In 2012, Svetlana Skomorokhova produced a detailed analysis of the anthology as part of her doctoral thesis on the English translation of Belarusian literature. She noted that 'the founding fathers' of the new Belarusian literature - Bahdanovich, Kolas and Kupala - were the most translated poets of the anthology; and the well-established poets of the 20th century were well represented too, which "makes the book a seminal work in Belarusian literary translations into English". Its "scope and diachronic method make it as yet unrivalled", while "the coverage and the encyclopaedic character of the data presented in the book are extensive". Skomorokhova noted that for translating and explaining Belarusian poetry, Vera Rich used masterfully her knowledge of classical English literature, and employed comparisons with English, Irish and Welsh literary traditions extensively. Skomorokhova doubted, however, that Rich's style would appeal to a modern reader; she suggested that Rich's translations "may be in line for further revisions as well due to her disregard of contemporary literary aesthetics in her translations".

== Curious facts ==

=== Acknowledgements ===
The one page and half of the Acknowledgements section reads like a piece of smart comedy.

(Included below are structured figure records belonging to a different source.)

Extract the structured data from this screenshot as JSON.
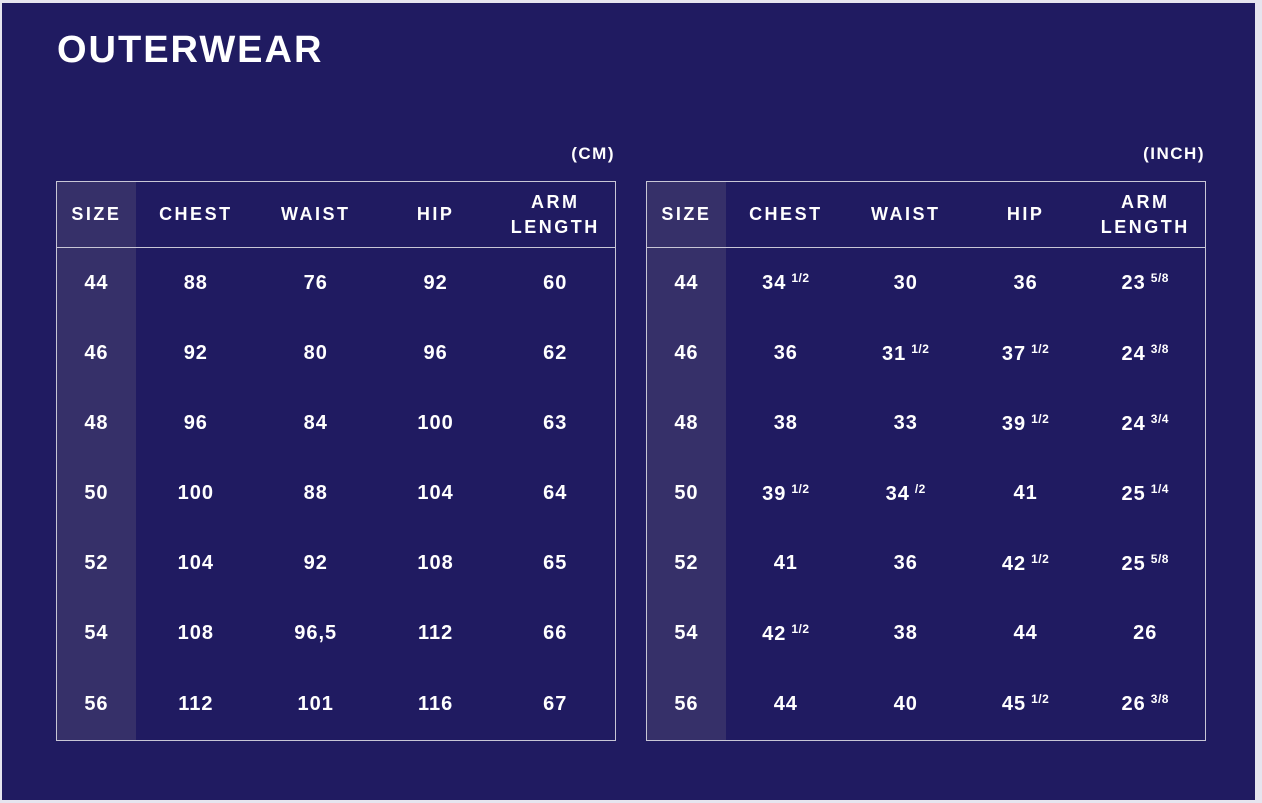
{
  "title": "OUTERWEAR",
  "colors": {
    "background": "#201b61",
    "size_column_highlight": "#363069",
    "table_border": "#c8c6d6",
    "text": "#ffffff",
    "page_frame": "#e6e5ef"
  },
  "tables": [
    {
      "id": "cm",
      "unit_label": "(CM)",
      "columns": [
        "SIZE",
        "CHEST",
        "WAIST",
        "HIP",
        "ARM LENGTH"
      ],
      "rows": [
        [
          "44",
          "88",
          "76",
          "92",
          "60"
        ],
        [
          "46",
          "92",
          "80",
          "96",
          "62"
        ],
        [
          "48",
          "96",
          "84",
          "100",
          "63"
        ],
        [
          "50",
          "100",
          "88",
          "104",
          "64"
        ],
        [
          "52",
          "104",
          "92",
          "108",
          "65"
        ],
        [
          "54",
          "108",
          "96,5",
          "112",
          "66"
        ],
        [
          "56",
          "112",
          "101",
          "116",
          "67"
        ]
      ]
    },
    {
      "id": "inch",
      "unit_label": "(INCH)",
      "columns": [
        "SIZE",
        "CHEST",
        "WAIST",
        "HIP",
        "ARM LENGTH"
      ],
      "rows": [
        [
          "44",
          {
            "t": "34",
            "sup": "1/2"
          },
          "30",
          "36",
          {
            "t": "23",
            "sup": "5/8"
          }
        ],
        [
          "46",
          "36",
          {
            "t": "31",
            "sup": "1/2"
          },
          {
            "t": "37",
            "sup": "1/2"
          },
          {
            "t": "24",
            "sup": "3/8"
          }
        ],
        [
          "48",
          "38",
          "33",
          {
            "t": "39",
            "sup": "1/2"
          },
          {
            "t": "24",
            "sup": "3/4"
          }
        ],
        [
          "50",
          {
            "t": "39",
            "sup": "1/2"
          },
          {
            "t": "34",
            "sup": "/2"
          },
          "41",
          {
            "t": "25",
            "sup": "1/4"
          }
        ],
        [
          "52",
          "41",
          "36",
          {
            "t": "42",
            "sup": "1/2"
          },
          {
            "t": "25",
            "sup": "5/8"
          }
        ],
        [
          "54",
          {
            "t": "42",
            "sup": "1/2"
          },
          "38",
          "44",
          "26"
        ],
        [
          "56",
          "44",
          "40",
          {
            "t": "45",
            "sup": "1/2"
          },
          {
            "t": "26",
            "sup": "3/8"
          }
        ]
      ]
    }
  ]
}
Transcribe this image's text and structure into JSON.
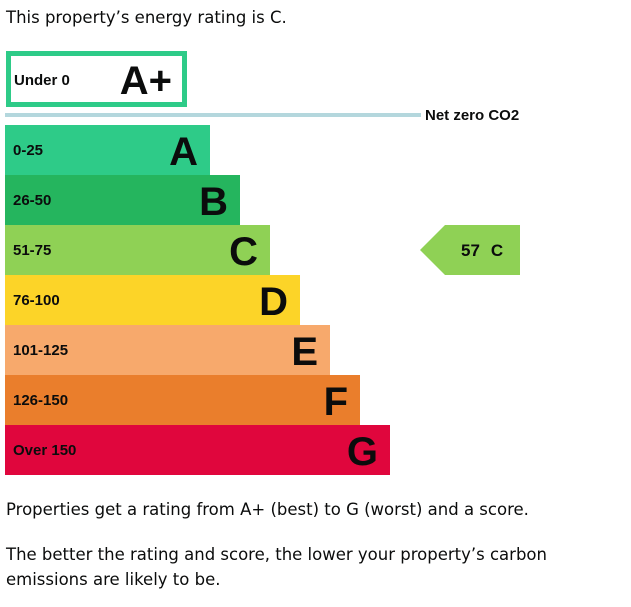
{
  "intro_text": "This property’s energy rating is C.",
  "chart_data": {
    "type": "bar",
    "categories": [
      "A+",
      "A",
      "B",
      "C",
      "D",
      "E",
      "F",
      "G"
    ],
    "ranges": [
      "Under 0",
      "0-25",
      "26-50",
      "51-75",
      "76-100",
      "101-125",
      "126-150",
      "Over 150"
    ],
    "colors": [
      "#ffffff",
      "#2ecb88",
      "#25b55e",
      "#8fd155",
      "#fcd428",
      "#f7a96c",
      "#ea7e2c",
      "#e0063d"
    ],
    "aplus_border_color": "#2ecb88",
    "net_zero_label": "Net zero CO2",
    "net_zero_line_color": "#b4d7dd",
    "current_rating": {
      "score": 57,
      "letter": "C",
      "color": "#8fd155"
    }
  },
  "footer": {
    "line1": "Properties get a rating from A+ (best) to G (worst) and a score.",
    "line2": "The better the rating and score, the lower your property’s carbon emissions are likely to be."
  }
}
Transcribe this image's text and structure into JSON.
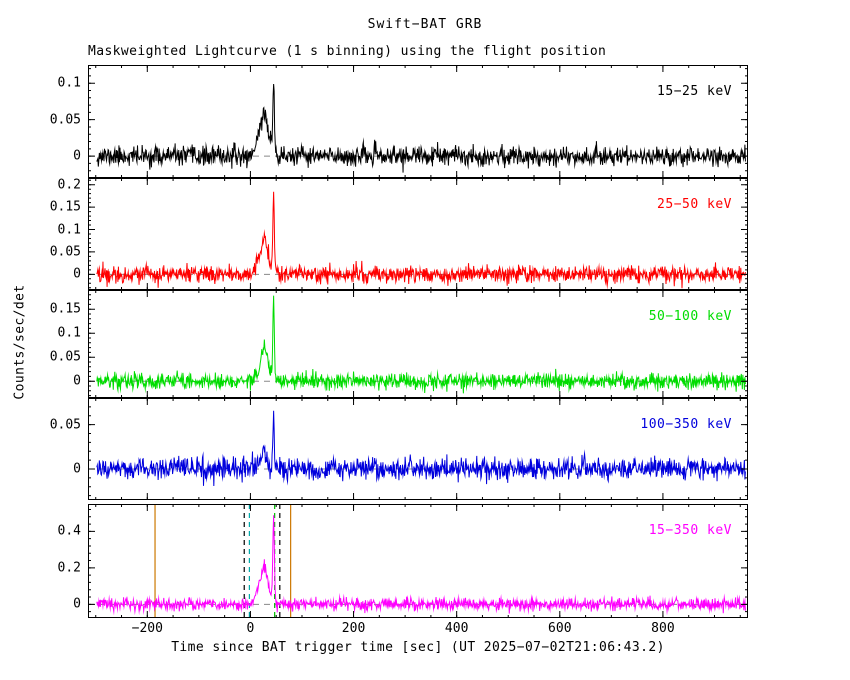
{
  "title": "Swift−BAT GRB",
  "subtitle": "Maskweighted Lightcurve (1 s binning) using the flight position",
  "xlabel": "Time since BAT trigger time [sec] (UT 2025−07−02T21:06:43.2)",
  "ylabel": "Counts/sec/det",
  "chart_data": {
    "type": "line",
    "description": "Swift-BAT gamma-ray burst maskweighted lightcurves in five energy bands, 1 s binning, noisy baseline near 0 with a burst complex from t≈5 to t≈60 s: a broad bump peaking near t≈25 s and a narrow bright spike at t≈45 s.",
    "x_axis": {
      "min": -315,
      "max": 965,
      "data_min": -298,
      "data_max": 960,
      "major_ticks": [
        -200,
        0,
        200,
        400,
        600,
        800
      ],
      "major_tick_labels": [
        "−200",
        "0",
        "200",
        "400",
        "600",
        "800"
      ],
      "minor_tick_step": 50
    },
    "panels": [
      {
        "label": "15−25 keV",
        "color": "#000000",
        "ylim": [
          -0.03,
          0.125
        ],
        "yticks": [
          0,
          0.05,
          0.1
        ],
        "ytick_labels": [
          "0",
          "0.05",
          "0.1"
        ],
        "noise_sigma": 0.0065,
        "seed": 11,
        "peaks": [
          {
            "t": 15,
            "amp": 0.025,
            "width": 6
          },
          {
            "t": 26,
            "amp": 0.05,
            "width": 5
          },
          {
            "t": 35,
            "amp": 0.025,
            "width": 5
          },
          {
            "t": 45,
            "amp": 0.1,
            "width": 1.6
          }
        ]
      },
      {
        "label": "25−50 keV",
        "color": "#ff0000",
        "ylim": [
          -0.035,
          0.215
        ],
        "yticks": [
          0,
          0.05,
          0.1,
          0.15,
          0.2
        ],
        "ytick_labels": [
          "0",
          "0.05",
          "0.1",
          "0.15",
          "0.2"
        ],
        "noise_sigma": 0.009,
        "seed": 22,
        "peaks": [
          {
            "t": 15,
            "amp": 0.03,
            "width": 6
          },
          {
            "t": 26,
            "amp": 0.07,
            "width": 5
          },
          {
            "t": 35,
            "amp": 0.03,
            "width": 5
          },
          {
            "t": 45,
            "amp": 0.18,
            "width": 1.4
          }
        ]
      },
      {
        "label": "50−100 keV",
        "color": "#00dd00",
        "ylim": [
          -0.035,
          0.19
        ],
        "yticks": [
          0,
          0.05,
          0.1,
          0.15
        ],
        "ytick_labels": [
          "0",
          "0.05",
          "0.1",
          "0.15"
        ],
        "noise_sigma": 0.008,
        "seed": 33,
        "peaks": [
          {
            "t": 15,
            "amp": 0.02,
            "width": 6
          },
          {
            "t": 26,
            "amp": 0.06,
            "width": 5
          },
          {
            "t": 35,
            "amp": 0.025,
            "width": 5
          },
          {
            "t": 45,
            "amp": 0.17,
            "width": 1.4
          }
        ]
      },
      {
        "label": "100−350 keV",
        "color": "#0000dd",
        "ylim": [
          -0.035,
          0.08
        ],
        "yticks": [
          0,
          0.05
        ],
        "ytick_labels": [
          "0",
          "0.05"
        ],
        "noise_sigma": 0.006,
        "seed": 44,
        "peaks": [
          {
            "t": 26,
            "amp": 0.02,
            "width": 5
          },
          {
            "t": 45,
            "amp": 0.062,
            "width": 1.3
          }
        ]
      },
      {
        "label": "15−350 keV",
        "color": "#ff00ff",
        "ylim": [
          -0.075,
          0.55
        ],
        "yticks": [
          0,
          0.2,
          0.4
        ],
        "ytick_labels": [
          "0",
          "0.2",
          "0.4"
        ],
        "noise_sigma": 0.016,
        "seed": 55,
        "peaks": [
          {
            "t": 15,
            "amp": 0.08,
            "width": 6
          },
          {
            "t": 26,
            "amp": 0.18,
            "width": 5
          },
          {
            "t": 35,
            "amp": 0.08,
            "width": 5
          },
          {
            "t": 45,
            "amp": 0.46,
            "width": 1.6
          }
        ],
        "markers": [
          {
            "t": -185,
            "style": "solid",
            "color": "#cc7700"
          },
          {
            "t": -12,
            "style": "dashed",
            "color": "#000000"
          },
          {
            "t": -2,
            "style": "dashed",
            "color": "#00aaaa"
          },
          {
            "t": 47,
            "style": "dashed",
            "color": "#00bb00"
          },
          {
            "t": 57,
            "style": "dashed",
            "color": "#000000"
          },
          {
            "t": 78,
            "style": "solid",
            "color": "#cc7700"
          }
        ]
      }
    ],
    "colors": {
      "axis": "#000000",
      "zero_line": "#888888",
      "background": "#ffffff"
    }
  }
}
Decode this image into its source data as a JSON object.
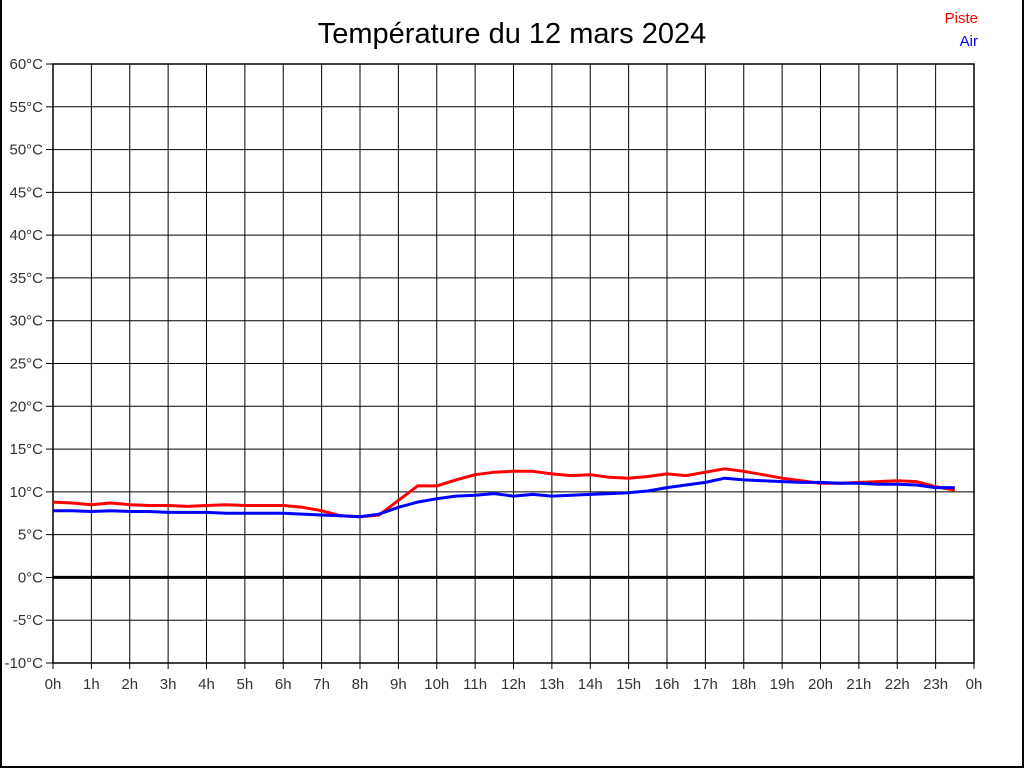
{
  "title": "Température du 12 mars 2024",
  "legend": [
    {
      "label": "Piste",
      "color": "#ff0000"
    },
    {
      "label": "Air",
      "color": "#0000ff"
    }
  ],
  "colors": {
    "grid": "#000000",
    "zero_line": "#000000",
    "axis_text": "#333333",
    "background": "#ffffff",
    "frame": "#000000"
  },
  "chart_data": {
    "type": "line",
    "title": "Température du 12 mars 2024",
    "xlabel": "",
    "ylabel": "",
    "xlim": [
      0,
      24
    ],
    "ylim": [
      -10,
      60
    ],
    "y_step": 5,
    "x_step": 1,
    "grid": true,
    "zero_line_emphasis": true,
    "legend_position": "top-right",
    "x_tick_labels": [
      "0h",
      "1h",
      "2h",
      "3h",
      "4h",
      "5h",
      "6h",
      "7h",
      "8h",
      "9h",
      "10h",
      "11h",
      "12h",
      "13h",
      "14h",
      "15h",
      "16h",
      "17h",
      "18h",
      "19h",
      "20h",
      "21h",
      "22h",
      "23h",
      "0h"
    ],
    "y_tick_labels": [
      "60°C",
      "55°C",
      "50°C",
      "45°C",
      "40°C",
      "35°C",
      "30°C",
      "25°C",
      "20°C",
      "15°C",
      "10°C",
      "5°C",
      "0°C",
      "-5°C",
      "-10°C"
    ],
    "x": [
      0,
      0.5,
      1,
      1.5,
      2,
      2.5,
      3,
      3.5,
      4,
      4.5,
      5,
      5.5,
      6,
      6.5,
      7,
      7.5,
      8,
      8.5,
      9,
      9.5,
      10,
      10.5,
      11,
      11.5,
      12,
      12.5,
      13,
      13.5,
      14,
      14.5,
      15,
      15.5,
      16,
      16.5,
      17,
      17.5,
      18,
      18.5,
      19,
      19.5,
      20,
      20.5,
      21,
      21.5,
      22,
      22.5,
      23,
      23.5
    ],
    "series": [
      {
        "name": "Piste",
        "color": "#ff0000",
        "values": [
          8.8,
          8.7,
          8.5,
          8.7,
          8.5,
          8.4,
          8.4,
          8.3,
          8.4,
          8.5,
          8.4,
          8.4,
          8.4,
          8.2,
          7.8,
          7.2,
          7.1,
          7.3,
          9.0,
          10.7,
          10.7,
          11.4,
          12.0,
          12.3,
          12.4,
          12.4,
          12.1,
          11.9,
          12.0,
          11.7,
          11.6,
          11.8,
          12.1,
          11.9,
          12.3,
          12.7,
          12.4,
          12.0,
          11.6,
          11.3,
          11.0,
          11.0,
          11.1,
          11.2,
          11.3,
          11.2,
          10.6,
          10.2
        ]
      },
      {
        "name": "Air",
        "color": "#0000ff",
        "values": [
          7.8,
          7.8,
          7.7,
          7.8,
          7.7,
          7.7,
          7.6,
          7.6,
          7.6,
          7.5,
          7.5,
          7.5,
          7.5,
          7.4,
          7.3,
          7.2,
          7.1,
          7.4,
          8.2,
          8.8,
          9.2,
          9.5,
          9.6,
          9.8,
          9.5,
          9.7,
          9.5,
          9.6,
          9.7,
          9.8,
          9.9,
          10.1,
          10.5,
          10.8,
          11.1,
          11.6,
          11.4,
          11.3,
          11.2,
          11.1,
          11.1,
          11.0,
          11.0,
          10.9,
          10.9,
          10.8,
          10.5,
          10.5
        ]
      }
    ]
  }
}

It begins with acknowledging 13 libraries and research institutions which assisted Vera Rich with "help and advice": mostly libraries in Britain (incl. the Belarusian Library in London), as well as in Norway and Denmark. Then she thanks "the Royal Horticultural Gardens, Kew for checking so many details of the flora of Byelorussia, H.M. War Office, for advice on the management and control of tanks, and British Rail [...], for details of the logistics of rolling stock". Among the named individuals there was Olwen Way, "who supplied some Welsh parallels, and also advised on certain matters connected with horse-riding", and Patricia Waller, "for her technical knowledge and advice concerning the curing of pork both now and in the past".

A paragraph of the Acknowledgements is dedicated to the members of the Belarusian community in London, incl. "Bishop Česlaǔ Sipovič, for his valuable advice on all Church matters"; Rev. Alexander Nadson, "for supplying much of the bibliographical detail"; Rich's tutors in Belarusian, Dominik Aniśka and "Leǔ Haroška, whom for so long I drove to distraction with my inability to master the pronunciation of the hard 'ł'". The only person from the Soviet Belarus mentioned in the Acknowledgements was Jazep Siemiažon, a translator who Rich had never met, "for his suggested list of inclusions".

At the end of the section Rich explains that the work on the anthology spread over 18 years. It made many people weary of the translator's problems related to the book. The final gratitude is addressed to "the Enfield Fire Service who salvaged the manuscript during a flood-cum-electrical-fire shortly before its completion".

=== Dustjackets ===
The book appeared with two different dust jackets. One featured an oak leaf while the other featured a historical coat of arms, the Pahonia. Its designer's name is mentioned in the book: Stewart Irwin.

According to Janka Zaprudnik, the National Commission for UNESCO of the Byelorussian SSR strongly objected to the dust jacket carrying the Pahonia; after the book went on sale the BSSR party demanded the whole stock to be destroyed, however UNESCO refused as this would have constituted a breach of the contract with the publisher. Eventually, UNESCO agreed to pay for replacing the dust jacket for the one with the oak leaf. Other Byelorussian demands - removal of the note mentioning the joint publication of the book, removal of the copyright notice and adding a disclaimer of Vera Rich's full responsibility for the introduction and commentaries — were not met.

The reprinted dust jacket had neither the Pahonia nor an oak leaf; it was plain sky-blue with bold lettering. The price went up from £4.50 to £4.95. Both editions — at variance with the established bibliographical practice — carried the same ISBN, which makes finding the copies with the original dustjacket more difficult.